Responsive Dynamic Graph Disentanglement for Metro Flow Forecasting

Abstract The metro flow in Urban Rail Transit Systems (URTS) differs from other urban traffic flows because it is characterized by: (1) highly predetermined scheduling; and (2) interactively dynamic dependencies over the fixed physical infrastructure that vary with spatiotemporal and environmental factors. Notwithstanding the advances in graph neural networks, existing efforts fail to fully capture the characteristics and complex spatiotemporal dynamics specific to metro flow, as the innate graph-aware interactions underlying a metro flow are frequently affected by an amalgamation of: intrinsic connectivity, environmental associations, and flow-activated correlation, which usually dynamically evolve over time while containing redundant signals.
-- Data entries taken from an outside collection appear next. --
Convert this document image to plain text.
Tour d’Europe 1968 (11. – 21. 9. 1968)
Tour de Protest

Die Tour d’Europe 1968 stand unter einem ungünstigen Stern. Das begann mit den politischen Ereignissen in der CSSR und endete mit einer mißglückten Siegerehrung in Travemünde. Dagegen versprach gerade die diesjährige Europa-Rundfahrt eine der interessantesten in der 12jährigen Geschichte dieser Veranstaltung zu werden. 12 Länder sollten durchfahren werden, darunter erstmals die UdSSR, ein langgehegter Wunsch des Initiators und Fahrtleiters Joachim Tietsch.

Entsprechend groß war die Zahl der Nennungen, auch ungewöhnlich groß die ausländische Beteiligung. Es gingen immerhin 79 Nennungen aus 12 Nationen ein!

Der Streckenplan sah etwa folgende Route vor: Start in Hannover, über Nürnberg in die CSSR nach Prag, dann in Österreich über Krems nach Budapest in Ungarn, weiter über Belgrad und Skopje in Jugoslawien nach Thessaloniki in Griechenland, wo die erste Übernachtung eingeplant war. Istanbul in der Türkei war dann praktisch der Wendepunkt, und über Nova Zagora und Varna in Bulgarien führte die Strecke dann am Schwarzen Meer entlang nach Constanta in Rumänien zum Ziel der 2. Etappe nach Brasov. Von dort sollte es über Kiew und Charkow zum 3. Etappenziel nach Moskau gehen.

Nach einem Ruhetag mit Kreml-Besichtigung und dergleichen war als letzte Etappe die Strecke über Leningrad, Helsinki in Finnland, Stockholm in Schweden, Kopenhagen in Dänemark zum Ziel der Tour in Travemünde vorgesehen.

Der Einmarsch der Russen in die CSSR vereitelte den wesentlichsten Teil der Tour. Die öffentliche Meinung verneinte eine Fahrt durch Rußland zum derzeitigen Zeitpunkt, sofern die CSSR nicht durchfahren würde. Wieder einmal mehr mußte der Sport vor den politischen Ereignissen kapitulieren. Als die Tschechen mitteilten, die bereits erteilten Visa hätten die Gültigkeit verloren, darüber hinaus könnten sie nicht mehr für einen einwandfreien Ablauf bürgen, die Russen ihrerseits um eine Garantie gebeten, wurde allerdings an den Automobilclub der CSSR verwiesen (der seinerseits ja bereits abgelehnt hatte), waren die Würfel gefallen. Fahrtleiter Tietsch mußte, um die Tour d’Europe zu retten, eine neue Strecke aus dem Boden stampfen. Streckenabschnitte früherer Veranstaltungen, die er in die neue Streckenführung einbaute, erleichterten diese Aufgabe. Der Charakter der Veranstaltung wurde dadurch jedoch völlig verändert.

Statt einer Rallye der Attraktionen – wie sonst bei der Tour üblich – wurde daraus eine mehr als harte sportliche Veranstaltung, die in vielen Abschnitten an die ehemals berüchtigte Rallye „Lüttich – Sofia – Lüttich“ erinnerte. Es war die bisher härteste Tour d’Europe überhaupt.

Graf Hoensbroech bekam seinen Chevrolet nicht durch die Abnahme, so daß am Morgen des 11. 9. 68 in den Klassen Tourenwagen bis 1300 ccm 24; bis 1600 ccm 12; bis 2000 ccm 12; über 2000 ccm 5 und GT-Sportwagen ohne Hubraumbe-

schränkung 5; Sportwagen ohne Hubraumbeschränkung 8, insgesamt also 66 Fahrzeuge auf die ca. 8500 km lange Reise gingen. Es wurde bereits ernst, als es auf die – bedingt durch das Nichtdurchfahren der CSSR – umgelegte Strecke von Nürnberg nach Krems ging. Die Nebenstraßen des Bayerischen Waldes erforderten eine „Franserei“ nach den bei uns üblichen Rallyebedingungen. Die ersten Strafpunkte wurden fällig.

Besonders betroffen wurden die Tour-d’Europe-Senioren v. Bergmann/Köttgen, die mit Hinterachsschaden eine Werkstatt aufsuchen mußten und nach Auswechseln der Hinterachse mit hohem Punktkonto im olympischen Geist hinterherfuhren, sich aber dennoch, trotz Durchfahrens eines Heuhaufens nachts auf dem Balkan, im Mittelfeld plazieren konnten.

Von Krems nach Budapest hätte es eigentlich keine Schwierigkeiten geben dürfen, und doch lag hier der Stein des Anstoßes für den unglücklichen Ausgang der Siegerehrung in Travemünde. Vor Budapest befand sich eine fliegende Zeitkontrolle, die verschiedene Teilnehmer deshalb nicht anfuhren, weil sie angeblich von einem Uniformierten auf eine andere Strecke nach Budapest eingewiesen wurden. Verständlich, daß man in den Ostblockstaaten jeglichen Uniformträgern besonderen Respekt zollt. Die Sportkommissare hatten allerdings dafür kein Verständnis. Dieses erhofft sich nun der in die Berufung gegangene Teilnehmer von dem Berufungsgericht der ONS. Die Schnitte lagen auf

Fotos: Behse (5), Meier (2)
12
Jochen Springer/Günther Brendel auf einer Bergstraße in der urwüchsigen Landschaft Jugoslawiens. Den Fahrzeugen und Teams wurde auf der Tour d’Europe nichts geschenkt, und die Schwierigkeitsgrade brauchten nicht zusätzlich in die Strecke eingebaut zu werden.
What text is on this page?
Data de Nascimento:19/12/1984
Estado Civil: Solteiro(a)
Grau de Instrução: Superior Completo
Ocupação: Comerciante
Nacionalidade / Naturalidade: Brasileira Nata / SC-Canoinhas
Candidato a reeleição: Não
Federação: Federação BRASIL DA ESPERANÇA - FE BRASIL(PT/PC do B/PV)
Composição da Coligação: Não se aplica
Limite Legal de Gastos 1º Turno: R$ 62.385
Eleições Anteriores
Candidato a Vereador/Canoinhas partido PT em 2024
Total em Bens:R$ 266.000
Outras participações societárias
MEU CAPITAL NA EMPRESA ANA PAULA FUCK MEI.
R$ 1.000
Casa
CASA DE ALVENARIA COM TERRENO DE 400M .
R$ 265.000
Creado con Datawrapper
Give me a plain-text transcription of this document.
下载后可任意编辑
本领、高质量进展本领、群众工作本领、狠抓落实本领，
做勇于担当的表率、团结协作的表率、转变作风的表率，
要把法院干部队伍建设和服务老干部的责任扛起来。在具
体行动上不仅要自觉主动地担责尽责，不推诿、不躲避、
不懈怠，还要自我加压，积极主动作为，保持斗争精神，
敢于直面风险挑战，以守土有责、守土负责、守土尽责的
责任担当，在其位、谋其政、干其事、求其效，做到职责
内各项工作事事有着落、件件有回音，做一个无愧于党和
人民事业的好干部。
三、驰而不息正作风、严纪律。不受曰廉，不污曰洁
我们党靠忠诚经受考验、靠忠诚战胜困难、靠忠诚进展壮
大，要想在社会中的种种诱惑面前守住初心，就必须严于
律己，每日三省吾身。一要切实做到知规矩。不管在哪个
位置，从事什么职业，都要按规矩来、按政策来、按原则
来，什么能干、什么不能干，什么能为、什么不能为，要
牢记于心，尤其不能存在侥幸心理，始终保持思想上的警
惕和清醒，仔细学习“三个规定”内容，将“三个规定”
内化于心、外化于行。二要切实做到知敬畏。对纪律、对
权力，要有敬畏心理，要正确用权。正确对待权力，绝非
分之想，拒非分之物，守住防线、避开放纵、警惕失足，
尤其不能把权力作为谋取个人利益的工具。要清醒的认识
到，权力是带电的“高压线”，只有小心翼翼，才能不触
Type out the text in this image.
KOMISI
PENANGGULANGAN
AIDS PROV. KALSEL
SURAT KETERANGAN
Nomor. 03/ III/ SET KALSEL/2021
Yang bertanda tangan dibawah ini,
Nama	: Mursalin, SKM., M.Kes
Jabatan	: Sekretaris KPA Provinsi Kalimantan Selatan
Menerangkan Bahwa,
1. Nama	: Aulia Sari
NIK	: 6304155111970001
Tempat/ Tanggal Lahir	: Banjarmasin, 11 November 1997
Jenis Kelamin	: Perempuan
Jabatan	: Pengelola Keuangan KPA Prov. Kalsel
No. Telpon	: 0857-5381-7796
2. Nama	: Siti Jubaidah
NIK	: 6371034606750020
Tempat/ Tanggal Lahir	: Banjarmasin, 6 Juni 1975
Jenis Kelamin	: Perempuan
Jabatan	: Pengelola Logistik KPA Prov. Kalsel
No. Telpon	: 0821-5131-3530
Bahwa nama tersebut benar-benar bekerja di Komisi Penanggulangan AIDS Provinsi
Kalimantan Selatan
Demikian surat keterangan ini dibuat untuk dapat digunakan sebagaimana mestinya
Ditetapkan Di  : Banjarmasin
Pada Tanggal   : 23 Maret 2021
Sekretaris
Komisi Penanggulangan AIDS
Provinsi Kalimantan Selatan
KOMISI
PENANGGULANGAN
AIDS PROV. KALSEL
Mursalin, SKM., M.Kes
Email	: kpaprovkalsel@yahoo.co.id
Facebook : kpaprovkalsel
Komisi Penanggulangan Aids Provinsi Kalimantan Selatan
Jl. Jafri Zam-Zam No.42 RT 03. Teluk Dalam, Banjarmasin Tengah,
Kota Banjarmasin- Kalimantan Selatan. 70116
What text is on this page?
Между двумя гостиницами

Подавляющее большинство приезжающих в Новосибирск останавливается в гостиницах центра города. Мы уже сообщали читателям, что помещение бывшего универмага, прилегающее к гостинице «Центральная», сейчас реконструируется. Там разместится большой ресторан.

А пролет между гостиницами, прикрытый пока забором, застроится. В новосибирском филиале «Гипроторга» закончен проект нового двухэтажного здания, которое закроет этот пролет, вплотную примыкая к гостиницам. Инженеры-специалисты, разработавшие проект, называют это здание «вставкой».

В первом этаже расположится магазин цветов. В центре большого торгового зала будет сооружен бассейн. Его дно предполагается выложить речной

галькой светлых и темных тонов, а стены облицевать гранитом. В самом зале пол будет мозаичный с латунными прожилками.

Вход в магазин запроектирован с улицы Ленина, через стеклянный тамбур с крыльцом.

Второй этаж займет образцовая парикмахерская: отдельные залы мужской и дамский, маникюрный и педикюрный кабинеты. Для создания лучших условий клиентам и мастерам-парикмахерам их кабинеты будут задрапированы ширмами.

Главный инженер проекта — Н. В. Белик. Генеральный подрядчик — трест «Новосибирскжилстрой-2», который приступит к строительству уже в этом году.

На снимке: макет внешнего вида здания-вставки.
We propose ReDyNet, a novel Responsive Dynamic Graph Neural Network to accurately understand the spatiotemporal dynamics of metro flow and external factors. Specifically, it employs a responsive mechanism that adapts to variations in metro flow and external influences, ensuring the construction of an appropriate dynamic graph. In addition, ReDyNet follows the merits of information bottleneck (IB) theory with redundancy disentanglement to enhance the clarity and precision of contextual spatial signals. Our experiments conducted on three real-world metro passenger flow datasets demonstrate that the proposed ReDyNet outperforms several representative baselines.